Eighty-eight percent of Americans now own a cell phone, forming a massive network that offers scientists a wealth of information and an infinite number of new applications. With the help of these phone users — and their devices’ cameras, audio recorders, and other features — researchers envision endless possibilities for gathering huge amounts of data, from services that collect user data to monitor noise pollution and air quality to applications that build maps from people’s cell phone snapshots.
Today, user data provides some opportunities; for example, researchers can use Flickr photos to compile 3-D virtual representations of various landmarks. But even opportunities like these have limits, as researchers are limited to using only photos that people choose to take and share. This creates a significant imbalance: Some geographic areas and landmarks have thousands of Flickr photos, while others have none.

“Take the Lincoln Memorial, for example,” said Fabian Bustamante, associate professor of electrical engineering and computer science at the McCormick School of Engineering. “Flickr has thousands of photos of the front of the Lincoln Memorial. But who takes a picture of the back? Very few people.”

This has led researchers to ask the questions: How can we get mobile users to break out of their patterns, visit less frequented areas, and collect the data we need?

Researchers can’t force mobile users to behave in a certain way, but researchers at Northwestern University have found that they may be able to nudge them in the right direction by using incentives that are already part of their regular mobile routine.

“We can rely on good luck to get the data that we need,” Bustamante said, “or we can ‘soft control’ users with gaming or social network incentives to drive them where we want them.”

In the paper, “Crowd (Soft) Control: Moving beyond the Opportunistic,” Bustamante and his group designed a way to “soft control” people’s movements by tapping into games or social networking applications. For example, a game might offer extra points if a player visits a certain location in the real world, or it might send a player to a certain location in a virtual scavenger hunt.

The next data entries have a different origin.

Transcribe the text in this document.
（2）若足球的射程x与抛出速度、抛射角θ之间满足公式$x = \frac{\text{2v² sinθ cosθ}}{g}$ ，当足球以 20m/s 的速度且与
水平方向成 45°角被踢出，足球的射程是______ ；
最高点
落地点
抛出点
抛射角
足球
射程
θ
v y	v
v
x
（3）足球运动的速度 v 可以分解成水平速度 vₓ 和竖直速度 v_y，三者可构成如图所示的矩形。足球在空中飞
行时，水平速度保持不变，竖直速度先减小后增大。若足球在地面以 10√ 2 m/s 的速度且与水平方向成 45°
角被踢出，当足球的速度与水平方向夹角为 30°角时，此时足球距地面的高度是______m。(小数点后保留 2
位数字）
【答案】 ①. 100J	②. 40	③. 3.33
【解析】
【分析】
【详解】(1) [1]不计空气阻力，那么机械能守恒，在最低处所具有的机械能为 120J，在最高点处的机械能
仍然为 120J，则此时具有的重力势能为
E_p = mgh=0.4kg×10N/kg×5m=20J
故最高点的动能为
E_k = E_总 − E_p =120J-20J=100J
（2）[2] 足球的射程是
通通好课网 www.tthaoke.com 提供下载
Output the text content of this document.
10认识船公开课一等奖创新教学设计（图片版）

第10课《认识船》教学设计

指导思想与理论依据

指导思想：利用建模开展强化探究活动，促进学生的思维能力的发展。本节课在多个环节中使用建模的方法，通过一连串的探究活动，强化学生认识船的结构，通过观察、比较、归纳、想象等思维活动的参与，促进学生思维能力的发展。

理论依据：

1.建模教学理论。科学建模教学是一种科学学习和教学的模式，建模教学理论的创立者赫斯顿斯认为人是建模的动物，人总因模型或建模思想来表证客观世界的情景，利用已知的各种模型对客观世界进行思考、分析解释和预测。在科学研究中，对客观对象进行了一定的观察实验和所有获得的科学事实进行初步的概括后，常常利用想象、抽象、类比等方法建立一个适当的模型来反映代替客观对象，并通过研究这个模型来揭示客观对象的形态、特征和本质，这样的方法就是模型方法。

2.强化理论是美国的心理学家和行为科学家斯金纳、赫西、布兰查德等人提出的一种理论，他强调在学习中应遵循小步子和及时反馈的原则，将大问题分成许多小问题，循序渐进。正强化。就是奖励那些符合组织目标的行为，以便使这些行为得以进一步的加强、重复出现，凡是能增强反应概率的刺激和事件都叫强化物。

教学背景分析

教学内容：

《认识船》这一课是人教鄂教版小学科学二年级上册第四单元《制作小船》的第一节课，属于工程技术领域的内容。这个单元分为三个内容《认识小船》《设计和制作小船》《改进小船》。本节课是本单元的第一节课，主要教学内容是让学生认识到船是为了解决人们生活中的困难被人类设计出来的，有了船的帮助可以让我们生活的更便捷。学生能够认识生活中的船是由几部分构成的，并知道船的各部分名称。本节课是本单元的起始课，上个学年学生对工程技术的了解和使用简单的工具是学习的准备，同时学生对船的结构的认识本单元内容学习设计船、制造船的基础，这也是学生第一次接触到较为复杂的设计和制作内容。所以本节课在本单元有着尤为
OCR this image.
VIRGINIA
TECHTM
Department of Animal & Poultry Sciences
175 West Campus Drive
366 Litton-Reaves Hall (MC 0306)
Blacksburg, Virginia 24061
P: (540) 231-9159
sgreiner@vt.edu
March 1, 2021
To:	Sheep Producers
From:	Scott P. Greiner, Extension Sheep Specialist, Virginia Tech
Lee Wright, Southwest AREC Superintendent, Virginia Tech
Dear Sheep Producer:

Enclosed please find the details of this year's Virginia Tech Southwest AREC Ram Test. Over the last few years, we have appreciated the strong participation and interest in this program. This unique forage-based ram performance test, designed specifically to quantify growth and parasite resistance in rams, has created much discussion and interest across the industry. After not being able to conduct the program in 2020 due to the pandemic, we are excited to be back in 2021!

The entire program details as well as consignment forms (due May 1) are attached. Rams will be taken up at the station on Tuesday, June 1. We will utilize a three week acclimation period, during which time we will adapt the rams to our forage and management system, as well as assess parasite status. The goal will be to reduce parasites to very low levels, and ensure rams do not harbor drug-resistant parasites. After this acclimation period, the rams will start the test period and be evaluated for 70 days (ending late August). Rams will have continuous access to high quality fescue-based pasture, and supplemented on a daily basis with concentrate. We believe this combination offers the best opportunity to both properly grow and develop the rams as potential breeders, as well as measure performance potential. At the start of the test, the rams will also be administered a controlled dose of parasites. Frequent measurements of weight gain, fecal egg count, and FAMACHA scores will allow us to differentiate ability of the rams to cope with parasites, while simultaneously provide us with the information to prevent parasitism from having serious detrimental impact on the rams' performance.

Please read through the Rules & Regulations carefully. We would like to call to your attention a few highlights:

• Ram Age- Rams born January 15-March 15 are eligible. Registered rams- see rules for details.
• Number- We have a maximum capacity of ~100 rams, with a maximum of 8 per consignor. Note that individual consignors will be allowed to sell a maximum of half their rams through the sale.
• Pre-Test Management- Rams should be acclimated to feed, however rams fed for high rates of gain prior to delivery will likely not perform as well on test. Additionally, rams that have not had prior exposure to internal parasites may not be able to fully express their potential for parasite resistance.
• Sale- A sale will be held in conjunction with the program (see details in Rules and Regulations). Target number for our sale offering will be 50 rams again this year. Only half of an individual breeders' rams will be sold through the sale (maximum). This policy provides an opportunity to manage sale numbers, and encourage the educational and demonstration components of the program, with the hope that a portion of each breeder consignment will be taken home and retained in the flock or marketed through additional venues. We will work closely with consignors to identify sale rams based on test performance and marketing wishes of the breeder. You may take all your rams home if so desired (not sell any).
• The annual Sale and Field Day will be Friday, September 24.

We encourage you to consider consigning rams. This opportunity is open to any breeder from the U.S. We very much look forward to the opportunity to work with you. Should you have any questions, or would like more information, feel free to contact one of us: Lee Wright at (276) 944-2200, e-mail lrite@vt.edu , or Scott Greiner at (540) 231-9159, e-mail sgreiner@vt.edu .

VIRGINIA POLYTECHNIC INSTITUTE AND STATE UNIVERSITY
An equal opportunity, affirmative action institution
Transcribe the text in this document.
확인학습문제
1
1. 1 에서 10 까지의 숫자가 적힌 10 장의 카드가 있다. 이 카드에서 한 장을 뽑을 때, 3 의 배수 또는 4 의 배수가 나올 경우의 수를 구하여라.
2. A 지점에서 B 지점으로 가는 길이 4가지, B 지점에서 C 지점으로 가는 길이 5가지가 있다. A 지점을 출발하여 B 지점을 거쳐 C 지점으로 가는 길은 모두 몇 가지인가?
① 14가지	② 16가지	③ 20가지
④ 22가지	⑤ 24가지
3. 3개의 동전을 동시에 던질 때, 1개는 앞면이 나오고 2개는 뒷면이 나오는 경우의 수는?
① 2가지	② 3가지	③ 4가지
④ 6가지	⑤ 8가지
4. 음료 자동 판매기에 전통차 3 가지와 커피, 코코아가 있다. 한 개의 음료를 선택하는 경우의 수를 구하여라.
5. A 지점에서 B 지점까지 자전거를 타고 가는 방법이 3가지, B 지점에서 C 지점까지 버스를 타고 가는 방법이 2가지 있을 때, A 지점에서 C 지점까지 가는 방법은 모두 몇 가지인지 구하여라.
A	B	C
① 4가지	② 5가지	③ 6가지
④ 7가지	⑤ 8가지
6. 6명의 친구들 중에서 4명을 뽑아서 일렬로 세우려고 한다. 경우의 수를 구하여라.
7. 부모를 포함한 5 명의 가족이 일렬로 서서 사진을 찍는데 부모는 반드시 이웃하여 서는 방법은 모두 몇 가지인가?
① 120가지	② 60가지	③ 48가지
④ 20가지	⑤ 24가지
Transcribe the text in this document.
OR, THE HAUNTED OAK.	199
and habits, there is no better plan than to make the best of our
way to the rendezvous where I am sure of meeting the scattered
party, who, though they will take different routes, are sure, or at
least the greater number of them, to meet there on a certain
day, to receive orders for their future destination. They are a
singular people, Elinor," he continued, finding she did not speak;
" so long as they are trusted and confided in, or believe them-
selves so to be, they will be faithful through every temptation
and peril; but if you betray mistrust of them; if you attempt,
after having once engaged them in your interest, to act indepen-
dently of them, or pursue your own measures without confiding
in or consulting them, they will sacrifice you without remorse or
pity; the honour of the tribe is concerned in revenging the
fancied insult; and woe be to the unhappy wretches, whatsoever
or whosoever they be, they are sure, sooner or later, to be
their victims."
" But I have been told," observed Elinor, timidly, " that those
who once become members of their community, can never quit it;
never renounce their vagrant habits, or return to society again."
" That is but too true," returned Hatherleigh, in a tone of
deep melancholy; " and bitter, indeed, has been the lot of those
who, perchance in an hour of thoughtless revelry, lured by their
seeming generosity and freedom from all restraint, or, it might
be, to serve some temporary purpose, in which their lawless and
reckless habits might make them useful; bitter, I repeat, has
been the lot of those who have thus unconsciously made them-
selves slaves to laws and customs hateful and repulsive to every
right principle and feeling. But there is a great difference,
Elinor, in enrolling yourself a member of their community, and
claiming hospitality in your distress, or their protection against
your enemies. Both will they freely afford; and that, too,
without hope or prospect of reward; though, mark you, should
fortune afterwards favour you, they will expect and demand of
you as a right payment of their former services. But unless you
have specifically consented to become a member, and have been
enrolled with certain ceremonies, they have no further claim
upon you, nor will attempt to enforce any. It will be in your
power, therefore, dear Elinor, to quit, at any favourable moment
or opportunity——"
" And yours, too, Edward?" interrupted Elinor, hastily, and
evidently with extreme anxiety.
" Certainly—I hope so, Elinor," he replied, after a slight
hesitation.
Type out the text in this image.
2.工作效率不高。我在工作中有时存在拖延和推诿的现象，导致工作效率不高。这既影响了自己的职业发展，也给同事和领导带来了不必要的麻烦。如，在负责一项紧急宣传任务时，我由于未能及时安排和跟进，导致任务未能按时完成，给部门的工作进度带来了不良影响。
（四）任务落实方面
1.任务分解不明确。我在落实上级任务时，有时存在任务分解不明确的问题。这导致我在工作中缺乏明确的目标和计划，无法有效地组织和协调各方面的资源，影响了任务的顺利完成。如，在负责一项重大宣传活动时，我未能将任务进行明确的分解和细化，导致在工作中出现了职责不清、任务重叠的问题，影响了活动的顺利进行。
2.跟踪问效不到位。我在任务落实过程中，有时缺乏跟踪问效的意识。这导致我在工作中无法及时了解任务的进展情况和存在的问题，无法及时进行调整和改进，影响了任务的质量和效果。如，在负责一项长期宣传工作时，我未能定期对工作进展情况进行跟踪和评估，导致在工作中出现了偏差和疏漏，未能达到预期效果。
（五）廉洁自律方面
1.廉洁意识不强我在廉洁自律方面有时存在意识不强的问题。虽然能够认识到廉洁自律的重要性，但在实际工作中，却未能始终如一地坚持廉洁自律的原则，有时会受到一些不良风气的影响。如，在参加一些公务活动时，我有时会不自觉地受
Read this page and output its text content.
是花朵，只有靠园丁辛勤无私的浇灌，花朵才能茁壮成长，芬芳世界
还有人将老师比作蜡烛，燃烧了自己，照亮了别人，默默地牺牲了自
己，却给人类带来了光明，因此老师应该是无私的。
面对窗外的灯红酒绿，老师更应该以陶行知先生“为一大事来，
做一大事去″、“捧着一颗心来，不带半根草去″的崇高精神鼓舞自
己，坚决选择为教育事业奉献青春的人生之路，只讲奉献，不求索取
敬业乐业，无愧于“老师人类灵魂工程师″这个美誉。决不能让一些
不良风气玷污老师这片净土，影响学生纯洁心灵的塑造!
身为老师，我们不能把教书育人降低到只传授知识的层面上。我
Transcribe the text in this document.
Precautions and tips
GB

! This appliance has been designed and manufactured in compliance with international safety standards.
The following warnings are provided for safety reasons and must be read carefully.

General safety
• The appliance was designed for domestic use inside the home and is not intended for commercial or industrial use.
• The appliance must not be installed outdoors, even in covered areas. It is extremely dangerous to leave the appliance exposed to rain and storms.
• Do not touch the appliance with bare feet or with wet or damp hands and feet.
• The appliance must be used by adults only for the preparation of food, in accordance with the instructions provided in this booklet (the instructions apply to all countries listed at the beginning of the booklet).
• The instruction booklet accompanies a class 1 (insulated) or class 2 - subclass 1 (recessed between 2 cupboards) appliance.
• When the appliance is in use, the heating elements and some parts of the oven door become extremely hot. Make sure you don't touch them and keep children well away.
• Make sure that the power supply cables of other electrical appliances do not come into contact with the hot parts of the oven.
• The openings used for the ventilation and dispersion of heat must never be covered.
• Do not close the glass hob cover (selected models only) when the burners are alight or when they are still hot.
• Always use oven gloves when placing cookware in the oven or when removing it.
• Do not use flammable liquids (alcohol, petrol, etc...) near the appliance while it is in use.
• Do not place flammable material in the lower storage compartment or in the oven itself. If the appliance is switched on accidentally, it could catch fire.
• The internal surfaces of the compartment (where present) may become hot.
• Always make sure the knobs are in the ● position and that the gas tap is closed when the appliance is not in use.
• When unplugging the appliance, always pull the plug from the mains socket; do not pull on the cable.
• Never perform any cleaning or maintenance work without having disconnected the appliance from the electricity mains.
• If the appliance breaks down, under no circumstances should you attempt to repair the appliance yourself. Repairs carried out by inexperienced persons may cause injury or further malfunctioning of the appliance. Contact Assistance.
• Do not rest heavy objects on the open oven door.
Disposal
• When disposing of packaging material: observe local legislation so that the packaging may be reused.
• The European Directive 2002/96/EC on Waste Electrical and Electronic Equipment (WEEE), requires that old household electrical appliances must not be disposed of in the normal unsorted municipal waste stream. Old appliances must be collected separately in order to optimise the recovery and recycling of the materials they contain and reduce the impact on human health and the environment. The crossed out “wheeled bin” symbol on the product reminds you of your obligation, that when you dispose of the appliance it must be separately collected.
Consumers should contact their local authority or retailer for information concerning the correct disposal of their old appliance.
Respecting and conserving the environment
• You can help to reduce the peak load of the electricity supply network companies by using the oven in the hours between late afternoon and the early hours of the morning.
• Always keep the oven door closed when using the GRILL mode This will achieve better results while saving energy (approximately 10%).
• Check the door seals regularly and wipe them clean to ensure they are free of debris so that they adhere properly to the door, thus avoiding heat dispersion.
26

To test crowd soft control, the researchers created Android games, including one called Ghost Hunter in which a player chases ghosts around his neighborhood and “zaps” them through an augmented reality display on his phone. In actuality, the player’s zapping motion snaps a photo of the spot where the ghost is supposedly located.

Unlike a regular “augmented reality game,” where the ghosts might be placed randomly, in Ghost Hunter the researchers are able to manipulate where the ghosts are placed; while some are placed in frequently traveled areas, others are located in out-of-the-way, rarely photographed locations.

The game was tested on Northwestern students, who were told only that they were testing a new game. They were not informed which ghosts were placed randomly and which were placed for research purposes.

“We wanted to know if we could get the players to go out of their way to get points in the Ghost Hunter game,” Bustamante said. “Every time they zapped a ghost, they were taking a photograph of Northwestern’s campus. We wanted to see if we could get more varied photographs by ‘soft controlling’ the players’ movements.”

The participants were willing to travel well out of their regular paths to capture the ghosts, the researchers found. For example, researchers were able to collect photos of Northwestern’s Charles Deering Library from numerous angles and directions — a far broader range of data than the random sampling found on Flickr, where photographs overwhelmingly capture the front of the library.

“Playing the game seemed to be a good enough vehicle to get people to go to these places,” said John P. Rula, a McCormick graduate student and the lead author of the paper.

If this technology were implemented on a larger scale, users would need to be notified that their data was being collected for research purposes, Bustamante said.

“Obviously users need to know where their data is going,” he said, “and we take every measure to protect user privacy.”